BARRANQUILLA — O secretário de Estado dos Estados Unidos, Marco Rubio, afirmou que as eleições na Venezuela devem ocorrer o mais rápido possível, mas condicionou a votação à reconstrução das instituições do país. A declaração foi feita na terça-feira (8), durante uma reunião com o presidente da Colômbia, Abelardo de la Espriella, em Barranquilla.
Rubio disse que Washington participa de negociações com setores do chavismo e da oposição. O processo envolve a Assembleia Nacional venezuelana eleita em 2015, cujo mandato expirou, e as autoridades interinas do país, lideradas pela presidenta encarregada Delcy Rodríguez.
Para o secretário, a realização de eleições exige a existência de uma Suprema Corte, de um Conselho Eleitoral Nacional, de infraestrutura de votação, de partidos políticos e de uma imprensa livre e aberta. Ele afirmou que essas condições são necessárias para que os candidatos possam disputar cargos e se manifestar.
“Isso precisa acontecer o mais rápido possível, na minha perspectiva, mas deve ser feito de maneira adequada”, declarou Rubio. Segundo ele, caso o processo não seja conduzido dessa forma, haverá mais caos.
Relação entre Colômbia e Venezuela
A reunião tratou do fortalecimento da cooperação bilateral e militar na região. Espriella afirmou que a Colômbia trabalhará com o governo dos Estados Unidos para garantir a estabilidade regional e aprofundar a cooperação nas áreas fronteiriça, migratória e de segurança.
O presidente colombiano destacou que os dois países compartilham mais de 2 mil quilômetros de fronteira ativa. De acordo com ele, os acontecimentos na Venezuela têm efeitos diretos sobre a Colômbia em segurança, migração, tráfico de drogas, contrabando, organizações armadas e energia.
Rubio afirmou que o Exército de Libertação Nacional e dissidentes das FARC operam a partir do território venezuelano e representam uma ameaça à Colômbia. Ele disse ter tratado do tema com autoridades interinas venezuelanas, incluindo Delcy Rodríguez, e defendeu que a questão seja resolvida para melhorar a relação entre os dois países. O secretário não apresentou evidências para sustentar a afirmação.
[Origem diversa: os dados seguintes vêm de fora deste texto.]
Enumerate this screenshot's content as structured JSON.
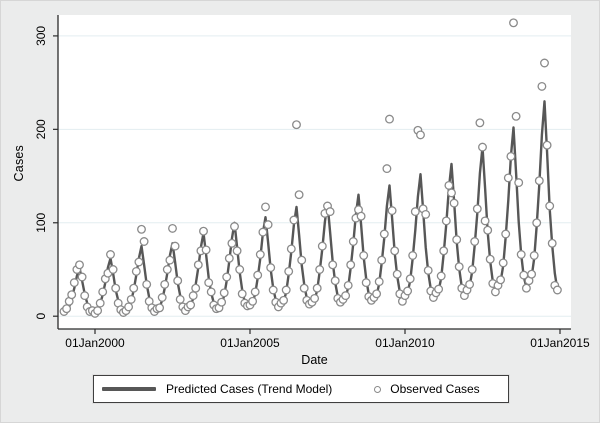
{
  "figure": {
    "background": "#ebecec",
    "plot_background": "#ffffff",
    "grid_color": "#e3edf0",
    "axis_color": "#2b2b2b",
    "line_color": "#575757",
    "marker_stroke": "#8a8a8a",
    "marker_fill": "#ffffff"
  },
  "chart_data": {
    "type": "line",
    "title": "",
    "xlabel": "Date",
    "ylabel": "Cases",
    "x_start": "Jan 1999",
    "x_end": "Dec 2014",
    "frequency": "monthly",
    "y_ticks": [
      0,
      100,
      200,
      300
    ],
    "y_tick_labels": [
      "0",
      "100",
      "200",
      "300"
    ],
    "ylim": [
      0,
      320
    ],
    "x_tick_labels": [
      "01Jan2000",
      "01Jan2005",
      "01Jan2010",
      "01Jan2015"
    ],
    "x_tick_month_indices": [
      12,
      72,
      132,
      192
    ],
    "grid": "horizontal-only",
    "legend_position": "bottom-center",
    "legend": [
      {
        "label": "Predicted Cases (Trend Model)",
        "marker": "line"
      },
      {
        "label": "Observed Cases",
        "marker": "circle"
      }
    ],
    "series": [
      {
        "name": "Predicted Cases (Trend Model)",
        "type": "line",
        "values_by_year": [
          {
            "year": 1999,
            "values": [
              4,
              5,
              10,
              19,
              30,
              43,
              52,
              38,
              24,
              14,
              7,
              4
            ]
          },
          {
            "year": 2000,
            "values": [
              5,
              7,
              13,
              23,
              36,
              52,
              62,
              46,
              28,
              17,
              9,
              5
            ]
          },
          {
            "year": 2001,
            "values": [
              6,
              9,
              16,
              28,
              44,
              62,
              75,
              55,
              34,
              20,
              11,
              6
            ]
          },
          {
            "year": 2002,
            "values": [
              7,
              10,
              17,
              30,
              46,
              65,
              78,
              58,
              36,
              22,
              12,
              7
            ]
          },
          {
            "year": 2003,
            "values": [
              9,
              11,
              19,
              34,
              52,
              74,
              89,
              66,
              41,
              25,
              14,
              9
            ]
          },
          {
            "year": 2004,
            "values": [
              10,
              13,
              22,
              38,
              59,
              83,
              100,
              74,
              47,
              28,
              15,
              10
            ]
          },
          {
            "year": 2005,
            "values": [
              11,
              14,
              24,
              41,
              62,
              89,
              106,
              79,
              50,
              30,
              17,
              11
            ]
          },
          {
            "year": 2006,
            "values": [
              12,
              15,
              26,
              45,
              69,
              98,
              117,
              87,
              55,
              34,
              19,
              12
            ]
          },
          {
            "year": 2007,
            "values": [
              14,
              17,
              28,
              48,
              72,
              101,
              121,
              90,
              58,
              36,
              21,
              14
            ]
          },
          {
            "year": 2008,
            "values": [
              16,
              20,
              31,
              52,
              78,
              109,
              130,
              98,
              63,
              40,
              23,
              16
            ]
          },
          {
            "year": 2009,
            "values": [
              18,
              22,
              35,
              57,
              84,
              118,
              140,
              105,
              68,
              43,
              26,
              18
            ]
          },
          {
            "year": 2010,
            "values": [
              21,
              25,
              38,
              62,
              92,
              128,
              152,
              114,
              74,
              47,
              29,
              21
            ]
          },
          {
            "year": 2011,
            "values": [
              23,
              27,
              41,
              67,
              99,
              137,
              163,
              123,
              80,
              51,
              31,
              23
            ]
          },
          {
            "year": 2012,
            "values": [
              27,
              32,
              48,
              76,
              110,
              153,
              181,
              137,
              90,
              59,
              37,
              27
            ]
          },
          {
            "year": 2013,
            "values": [
              31,
              37,
              54,
              85,
              124,
              171,
              202,
              153,
              101,
              66,
              42,
              31
            ]
          },
          {
            "year": 2014,
            "values": [
              36,
              42,
              62,
              97,
              141,
              194,
              230,
              175,
              115,
              76,
              46,
              28
            ]
          }
        ]
      },
      {
        "name": "Observed Cases",
        "type": "scatter",
        "values_by_year": [
          {
            "year": 1999,
            "values": [
              5,
              8,
              16,
              23,
              36,
              50,
              55,
              42,
              22,
              10,
              5,
              6
            ]
          },
          {
            "year": 2000,
            "values": [
              3,
              6,
              14,
              26,
              40,
              46,
              66,
              50,
              30,
              14,
              7,
              4
            ]
          },
          {
            "year": 2001,
            "values": [
              6,
              10,
              18,
              30,
              48,
              58,
              93,
              80,
              34,
              16,
              9,
              5
            ]
          },
          {
            "year": 2002,
            "values": [
              8,
              9,
              20,
              34,
              50,
              60,
              94,
              75,
              38,
              18,
              10,
              6
            ]
          },
          {
            "year": 2003,
            "values": [
              10,
              12,
              22,
              30,
              55,
              70,
              91,
              71,
              36,
              26,
              12,
              8
            ]
          },
          {
            "year": 2004,
            "values": [
              9,
              15,
              25,
              42,
              62,
              78,
              96,
              70,
              50,
              24,
              14,
              11
            ]
          },
          {
            "year": 2005,
            "values": [
              12,
              16,
              26,
              44,
              66,
              90,
              117,
              98,
              52,
              28,
              15,
              10
            ]
          },
          {
            "year": 2006,
            "values": [
              14,
              17,
              28,
              48,
              72,
              103,
              205,
              130,
              60,
              30,
              17,
              13
            ]
          },
          {
            "year": 2007,
            "values": [
              15,
              19,
              30,
              50,
              75,
              110,
              118,
              112,
              55,
              38,
              19,
              15
            ]
          },
          {
            "year": 2008,
            "values": [
              18,
              22,
              33,
              55,
              80,
              105,
              114,
              107,
              65,
              36,
              21,
              17
            ]
          },
          {
            "year": 2009,
            "values": [
              20,
              24,
              37,
              60,
              88,
              158,
              211,
              113,
              70,
              45,
              24,
              16
            ]
          },
          {
            "year": 2010,
            "values": [
              22,
              27,
              40,
              65,
              112,
              199,
              194,
              115,
              109,
              49,
              27,
              20
            ]
          },
          {
            "year": 2011,
            "values": [
              25,
              29,
              43,
              70,
              102,
              140,
              132,
              121,
              82,
              53,
              30,
              22
            ]
          },
          {
            "year": 2012,
            "values": [
              28,
              34,
              50,
              80,
              115,
              207,
              181,
              102,
              92,
              61,
              35,
              26
            ]
          },
          {
            "year": 2013,
            "values": [
              33,
              39,
              57,
              88,
              148,
              171,
              314,
              214,
              143,
              66,
              44,
              30
            ]
          },
          {
            "year": 2014,
            "values": [
              38,
              45,
              65,
              100,
              145,
              246,
              271,
              183,
              118,
              78,
              33,
              28
            ]
          }
        ]
      }
    ]
  }
}
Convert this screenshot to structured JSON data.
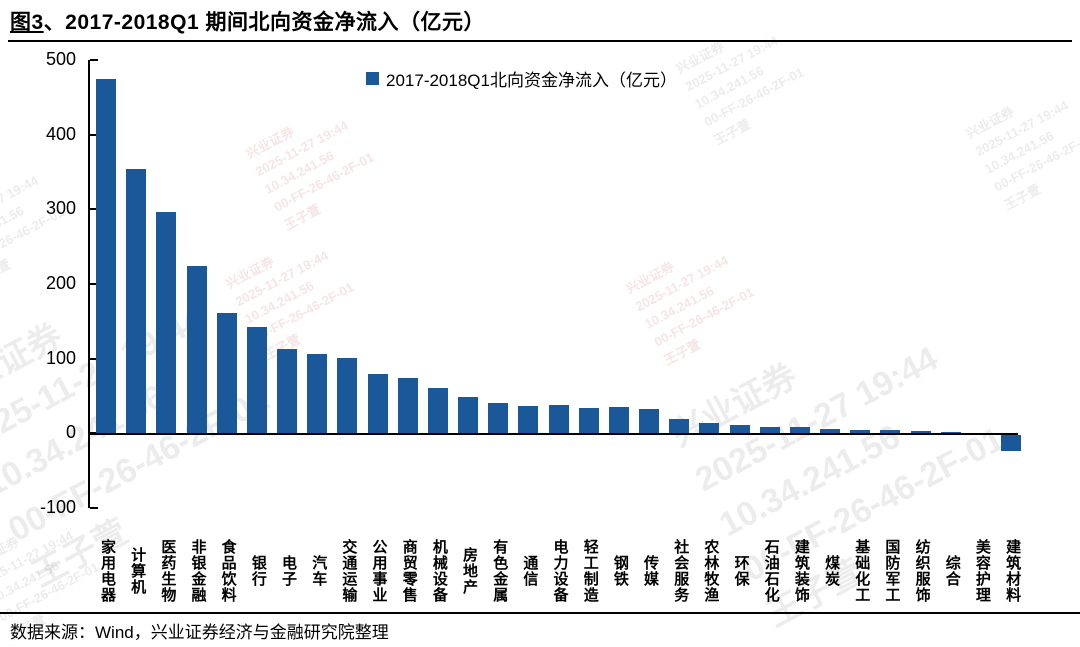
{
  "title": {
    "fig_no": "图3",
    "rest": "、2017-2018Q1 期间北向资金净流入（亿元）"
  },
  "legend": {
    "label": "2017-2018Q1北向资金净流入（亿元）"
  },
  "footer": {
    "text": "数据来源：Wind，兴业证券经济与金融研究院整理"
  },
  "colors": {
    "bar": "#1B5899",
    "axis": "#000000"
  },
  "watermark": {
    "lines": [
      "兴业证券",
      "2025-11-27 19:44",
      "10.34.241.56",
      "00-FF-26-46-2F-01",
      "王子萱"
    ]
  },
  "chart_data": {
    "type": "bar",
    "title": "2017-2018Q1北向资金净流入（亿元）",
    "xlabel": "",
    "ylabel": "亿元",
    "ylim": [
      -100,
      500
    ],
    "yticks": [
      500,
      400,
      300,
      200,
      100,
      0,
      -100
    ],
    "grid": false,
    "legend_position": "top-center",
    "bar_color": "#1B5899",
    "categories": [
      "家用电器",
      "计算机",
      "医药生物",
      "非银金融",
      "食品饮料",
      "银行",
      "电子",
      "汽车",
      "交通运输",
      "公用事业",
      "商贸零售",
      "机械设备",
      "房地产",
      "有色金属",
      "通信",
      "电力设备",
      "轻工制造",
      "钢铁",
      "传媒",
      "社会服务",
      "农林牧渔",
      "环保",
      "石油石化",
      "建筑装饰",
      "煤炭",
      "基础化工",
      "国防军工",
      "纺织服饰",
      "综合",
      "美容护理",
      "建筑材料"
    ],
    "values": [
      475,
      354,
      297,
      224,
      161,
      142,
      113,
      106,
      101,
      80,
      74,
      61,
      49,
      41,
      37,
      38,
      34,
      35,
      32,
      19,
      14,
      11,
      9,
      8,
      6,
      5,
      4,
      3,
      1.5,
      0.5,
      -21
    ]
  }
}
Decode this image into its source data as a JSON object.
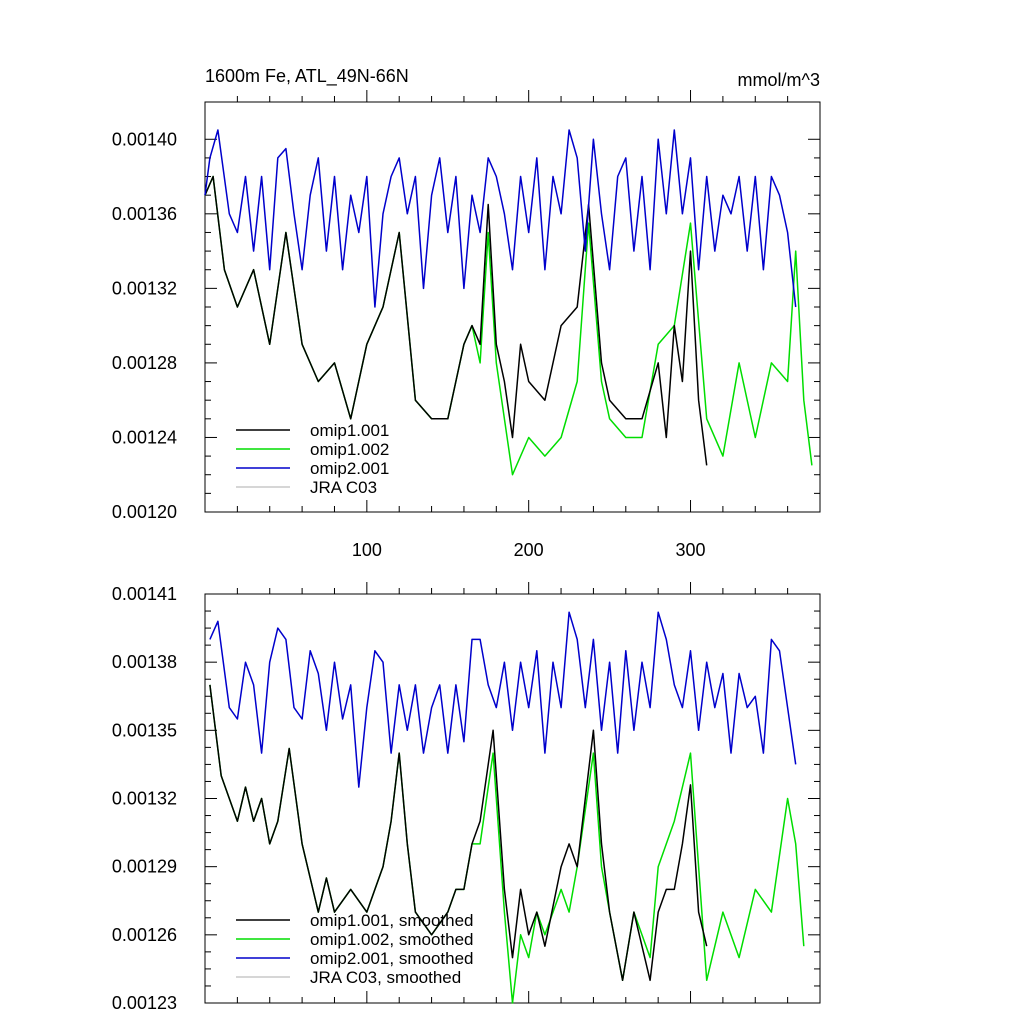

Rubio também informou que pretende visitar a Venezuela. Ele explicou que a viagem não ocorreu nesta semana porque sua agenda incluía outros países, o Dia do Trabalho e a marcação do 25º aniversário do 11 de setembro.
Acordos e cooperação militar
Durante a visita, Colômbia e Estados Unidos assinaram memorandos de entendimento sobre o fornecimento de minerais críticos e terras raras e sobre energia nuclear civil. Os governos também anunciaram participação conjunta no Escudo das Américas, iniciativa militar e de segurança que reúne 19 governos e terá sede em Medellín.
As autoridades confirmaram ainda o retorno de ações de pulverização de glifosato contra cultivos de drogas. O governo colombiano pediu apoio dos Estados Unidos para obter financiamento em órgãos multilaterais e solicitou a abertura de um consulado em Barranquilla.
A Colômbia foi a primeira parada da viagem de Rubio, que também inclui Equador e Peru. Durante a passagem pelo país, o secretário elogiou a mudança de governo e criticou a administração anterior, liderada pelo ex-presidente Gustavo Petro. Rubio afirmou que os últimos quatro anos prejudicaram a relação entre os Estados Unidos e a Colômbia e disse que essa situação está mudando.